Внуку Исидора Незнайко, в дополнение к сохранившимся в семье личным документам деда, его фотографиям, вырезкам из газет, удалось получить некоторые материалы из архива БРЭМа — Главного бюро по делам российских эмигрантов в Маньчжоу-Ди-Го — японской организации, созданной в Маньчжурии в конце 1934 года для контроля над русскими эмигрантами. После прекращения деятельности БРЭМа в 1945 году его архив был вывезен в Советский Союз, сейчас является российской собственностью и хранится в Хабаровске. В нем сохранились десятки тысяч дел на русских, живших в Маньчжурии, главным образом вдоль КВЖД, том числе и на нашего героя.
Теперь благодаря документам, составленным советской военной контрразведкой Смерш при задержании И.Я. Незнайко в 1945 году в Китае, мы можем документально подтвердить[151], что Исидор Незнайко родился в кубанской станице Ахтырской 27 мая 1893 года. Когда мальчику было три года, далеко от Кубани, в Петербурге, принято решение о строительстве Китайско-Восточной железной дороги, а уже в 1898 году в Харбин, для охраны и обороны столицы Русской Маньчжурии от китайских разбойников — хунхузов, прибыл первый отряд кубанских казаков, в котором находился отец мальчика штаб-трубач (старшина) вахмистр Яков Федорович Незнайко. Семейство Незнайко в полном составе (мать, дочь и сын Исидор) переселилось в Харбин через год, но уже в 1902 году мальчика пришлось отправить на родину — в Харбине еще не хватало школ. Однако вскоре после Русско-японской войны Исидор вернулся в Маньчжурию и стал участником важных событий. В своей автобиографии Исидор Незнайко вспоминал об этом так:«...был командирован в Японию, город Токио, как стипендиат Штаба округа, специально для изучения японского языка, и был для этой цели определен, вместе с другими семью человеками, в Духовную семинарию при Российской духовной миссии в Токио, где изучал японский язык под руководством начальника миссии [ныне] покойного Архиепископа Николая до 1912 года. В июне 1912 года закончил образование и изучение японского языка вместе с другими двумя товарищами»[152].

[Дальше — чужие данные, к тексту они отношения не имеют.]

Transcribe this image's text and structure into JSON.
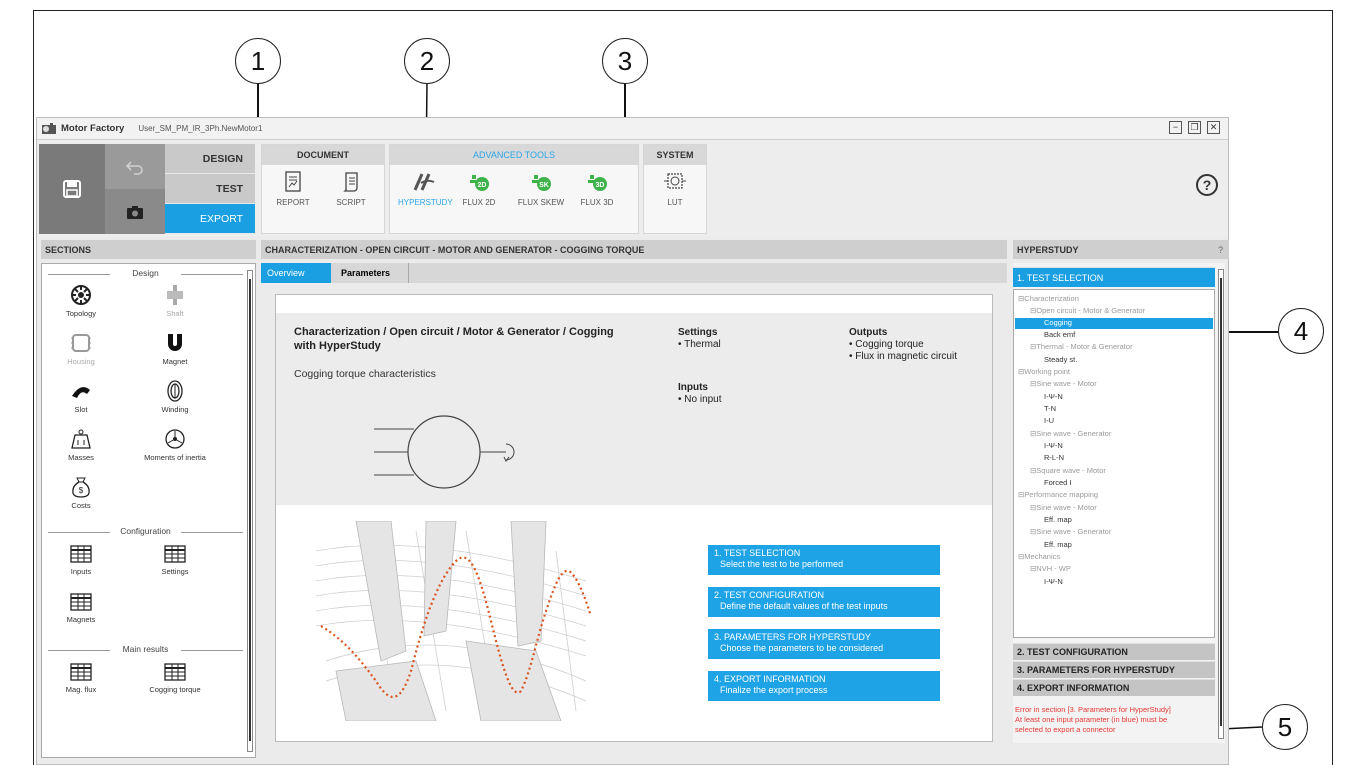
{
  "callouts": [
    "1",
    "2",
    "3",
    "4",
    "5"
  ],
  "titlebar": {
    "app_name": "Motor Factory",
    "file_name": "User_SM_PM_IR_3Ph.NewMotor1",
    "minimize": "−",
    "restore": "❐",
    "close": "✕"
  },
  "modes": {
    "design": "DESIGN",
    "test": "TEST",
    "export": "EXPORT"
  },
  "toolbar": {
    "document": {
      "title": "DOCUMENT",
      "report": "REPORT",
      "script": "SCRIPT"
    },
    "advanced": {
      "title": "ADVANCED TOOLS",
      "hyperstudy": "HYPERSTUDY",
      "flux2d": "FLUX 2D",
      "fluxskew": "FLUX SKEW",
      "flux3d": "FLUX 3D"
    },
    "system": {
      "title": "SYSTEM",
      "lut": "LUT"
    },
    "help": "?",
    "accent": "#1a9fe2"
  },
  "sections": {
    "title": "SECTIONS",
    "design_title": "Design",
    "design_items": [
      "Topology",
      "Shaft",
      "Housing",
      "Magnet",
      "Slot",
      "Winding",
      "Masses",
      "Moments of inertia",
      "Costs"
    ],
    "configuration_title": "Configuration",
    "configuration_items": [
      "Inputs",
      "Settings",
      "Magnets"
    ],
    "results_title": "Main results",
    "results_items": [
      "Mag. flux",
      "Cogging torque"
    ]
  },
  "center": {
    "title": "CHARACTERIZATION - OPEN CIRCUIT - MOTOR AND GENERATOR - COGGING TORQUE",
    "tabs": [
      "Overview",
      "Parameters"
    ],
    "heading_line1": "Characterization / Open circuit / Motor & Generator / Cogging",
    "heading_line2": "with HyperStudy",
    "subtitle": "Cogging torque characteristics",
    "settings_title": "Settings",
    "settings_items": [
      "• Thermal"
    ],
    "inputs_title": "Inputs",
    "inputs_items": [
      "• No input"
    ],
    "outputs_title": "Outputs",
    "outputs_items": [
      "• Cogging torque",
      "• Flux in magnetic circuit"
    ],
    "steps": [
      {
        "title": "1. TEST SELECTION",
        "desc": "Select the test to be performed"
      },
      {
        "title": "2. TEST CONFIGURATION",
        "desc": "Define the default values of the test inputs"
      },
      {
        "title": "3. PARAMETERS FOR HYPERSTUDY",
        "desc": "Choose the parameters to be considered"
      },
      {
        "title": "4. EXPORT INFORMATION",
        "desc": "Finalize the export process"
      }
    ]
  },
  "hyperstudy": {
    "title": "HYPERSTUDY",
    "help": "?",
    "sections": [
      "1. TEST SELECTION",
      "2. TEST CONFIGURATION",
      "3. PARAMETERS FOR HYPERSTUDY",
      "4. EXPORT INFORMATION"
    ],
    "tree": [
      "⊟Characterization",
      "⊟Open circuit - Motor & Generator",
      "Cogging",
      "Back emf",
      "⊟Thermal - Motor & Generator",
      "Steady st.",
      "⊟Working point",
      "⊟Sine wave - Motor",
      "I-Ψ-N",
      "T-N",
      "I-U",
      "⊟Sine wave - Generator",
      "I-Ψ-N",
      "R-L-N",
      "⊟Square wave - Motor",
      "Forced I",
      "⊟Performance mapping",
      "⊟Sine wave - Motor",
      "Eff. map",
      "⊟Sine wave - Generator",
      "Eff. map",
      "⊟Mechanics",
      "⊟NVH - WP",
      "I-Ψ-N"
    ],
    "error_lines": [
      "Error in section [3. Parameters for HyperStudy]",
      "At least one input parameter (in blue) must be",
      "selected to export a connector"
    ],
    "error_color": "#e53935"
  }
}
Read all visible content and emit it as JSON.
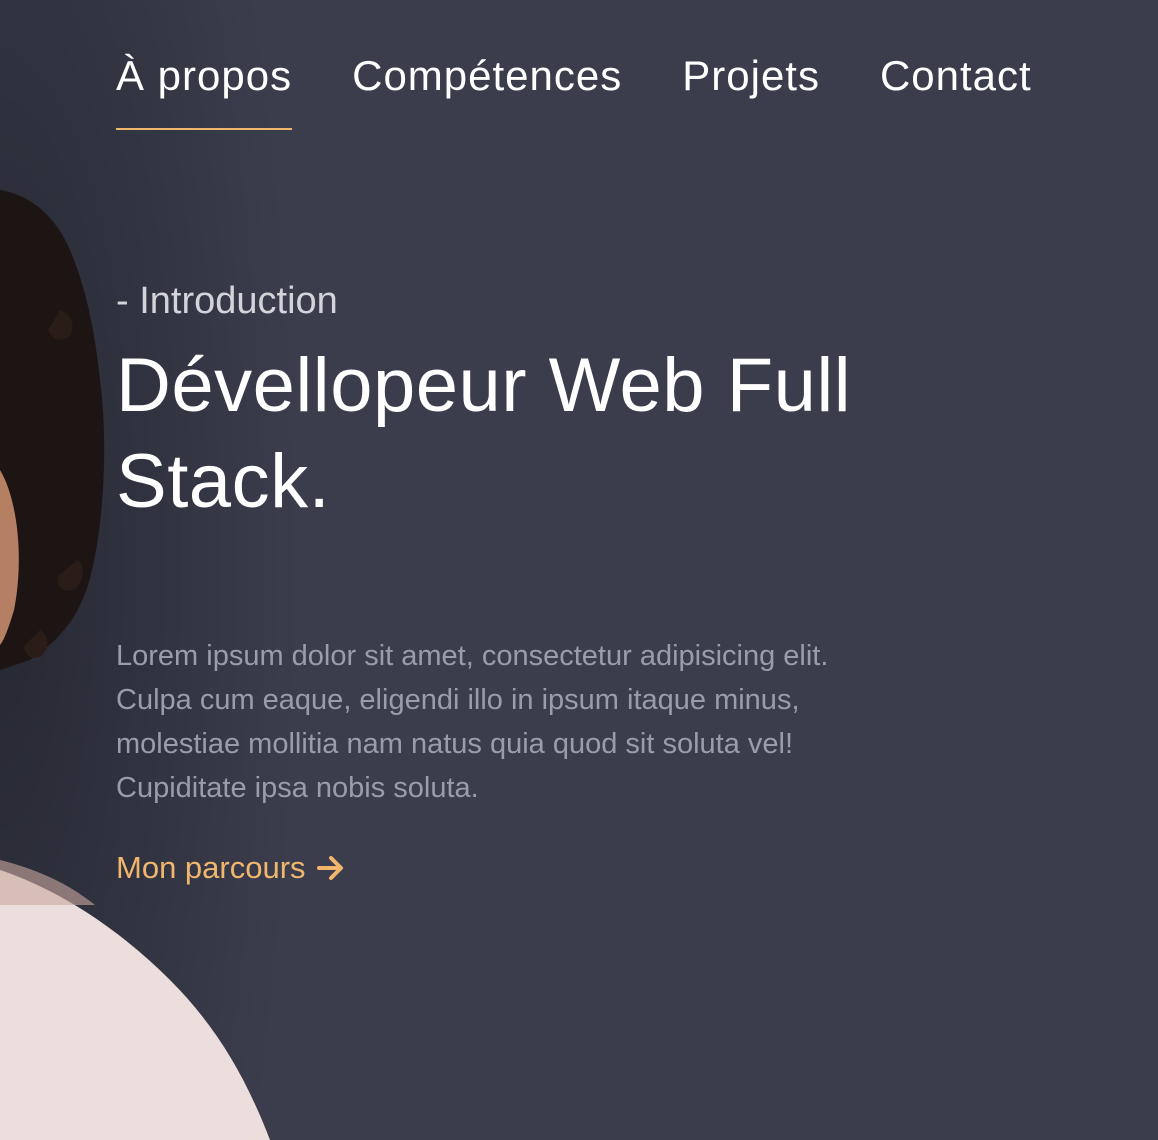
{
  "nav": {
    "items": [
      {
        "label": "À propos",
        "active": true
      },
      {
        "label": "Compétences",
        "active": false
      },
      {
        "label": "Projets",
        "active": false
      },
      {
        "label": "Contact",
        "active": false
      }
    ]
  },
  "hero": {
    "eyebrow": "- Introduction",
    "title_line1": "Dévellopeur Web Full",
    "title_line2": "Stack.",
    "description_lines": [
      "Lorem ipsum dolor sit amet, consectetur adipisicing elit.",
      "Culpa cum eaque, eligendi illo in ipsum itaque minus,",
      "molestiae mollitia nam natus quia quod sit soluta vel!",
      "Cupiditate ipsa nobis soluta."
    ],
    "cta_label": "Mon parcours",
    "cta_icon": "arrow-right-icon"
  },
  "colors": {
    "background": "#3b3d4d",
    "accent": "#f0b76c",
    "text_primary": "#ffffff",
    "text_secondary": "#d3d4da",
    "text_muted": "#9a9ca7"
  }
}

О недовольстве архиепископа Николая уровнем способностей присланных «казачат» мы помним из первой главы. В семье Незнайко сохранились предания о том, как их дед, будучи молодым семинаристом, оказывал помощь в переводах произведений Чехова и Пушкина супруге ректора семинарии Елене Сэнума, получившей широкую известность как поэтесса и переводчик русских классиков Сэнума Каё, и у нас нет причин сомневаться в правдивости этих рассказов (не об этом ли писал Е.Г. Спальвин?). Это означает, что уже в молодости Исидор Незнайко не относился к числу бесперспективных учеников, а был выбран в качестве помощника переводчика, способного сверять японский и русский тексты. Известно, правда, и о личных симпатиях жены ректора к некоторым русским студентам, и в семье Незнайко помнят, что их предок не был в этом смысле исключением.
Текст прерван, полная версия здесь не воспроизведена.